Tell us more about BGO’s cold storage business.
It’s the only true business we have at BGO. We invest in multifamily, industrial and everything else but we actually created a business unit [for cold storage], which I am the head of now, globally. We have teams in Europe and Asia in the U.S., and over the last seven years we’ve done north of 45 assets and we’re at about 21 million square feet, which would make us the third- or fourth-largest cold storage firm in the world if we were an operator, but we’re real estate. We have a lot of vehicles that invest in a big development pipeline with development teams internally, operations automation people, and engineers, and we’ve invested several billions of dollars over the last 36 months. It’s really skyrocketed because of the supply chains around food. And, with Russia invading Ukraine, it’s only added even more tailwinds. We’re being contacted constantly by governments about building new cold storage facilities with them. While major food corporations are large global tenants, we’re really leading in what I call ESG design. We’re 40 percent more energy efficient in our building designs so a lot of tenants are coming to us now, which has been great. It’s an area that’s so highly specialized we felt we needed to build a business around it, and now we’ve built a complete vertical around it with teams around the world.

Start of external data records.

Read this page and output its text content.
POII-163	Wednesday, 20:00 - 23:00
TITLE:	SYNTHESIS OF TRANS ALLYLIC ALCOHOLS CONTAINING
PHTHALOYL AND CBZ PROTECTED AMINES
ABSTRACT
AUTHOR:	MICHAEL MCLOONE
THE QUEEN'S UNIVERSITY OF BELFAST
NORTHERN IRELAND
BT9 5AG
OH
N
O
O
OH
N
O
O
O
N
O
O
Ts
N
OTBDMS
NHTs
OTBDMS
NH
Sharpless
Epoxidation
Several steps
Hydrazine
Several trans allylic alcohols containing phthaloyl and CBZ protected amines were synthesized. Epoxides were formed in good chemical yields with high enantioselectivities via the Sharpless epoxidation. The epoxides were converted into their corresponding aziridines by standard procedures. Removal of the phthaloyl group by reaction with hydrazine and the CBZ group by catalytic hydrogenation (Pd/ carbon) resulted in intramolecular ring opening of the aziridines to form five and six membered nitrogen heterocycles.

What else are you seeing today that’s new?
One big issue — which no one anticipated — is the sharp rise in interest rates, which has now triggered all these interest rate caps. Every floating-rate loan we ever got we swapped it or capped it, because I ran a capital markets operation, so I hedge everything and I don’t take risks with interest rates rising. But all of a sudden, we’re starting to hear about hundreds of loans where people didn’t buy the interest rate cap. We’re getting calls from people, saying, “I’ve got a $100 million loan, and I could have bought the cap three years ago for $200,000 and now I need to write a check for $10 million.”
Any overarching themes throughout the crises you’ve worked through?
I always say, “You make money in real estate through information arbitrage.” When everybody has the same amount of information, you don’t make money. We were in that place before COVID when things were very efficient, and last year there was efficiency because everyone was buying the same thing, multifamily and industrial, and for good reason. Everybody had the same information, and it worked. Today, there’s distress and some senior people, like me, have the experience and better information flow, so there’s a lot of risk-based capital that would like to be involved. But, I don’t think you’re going to see banks dumping portfolios of loans this time around. Selectively selling here and there? Sure, but not fire sales.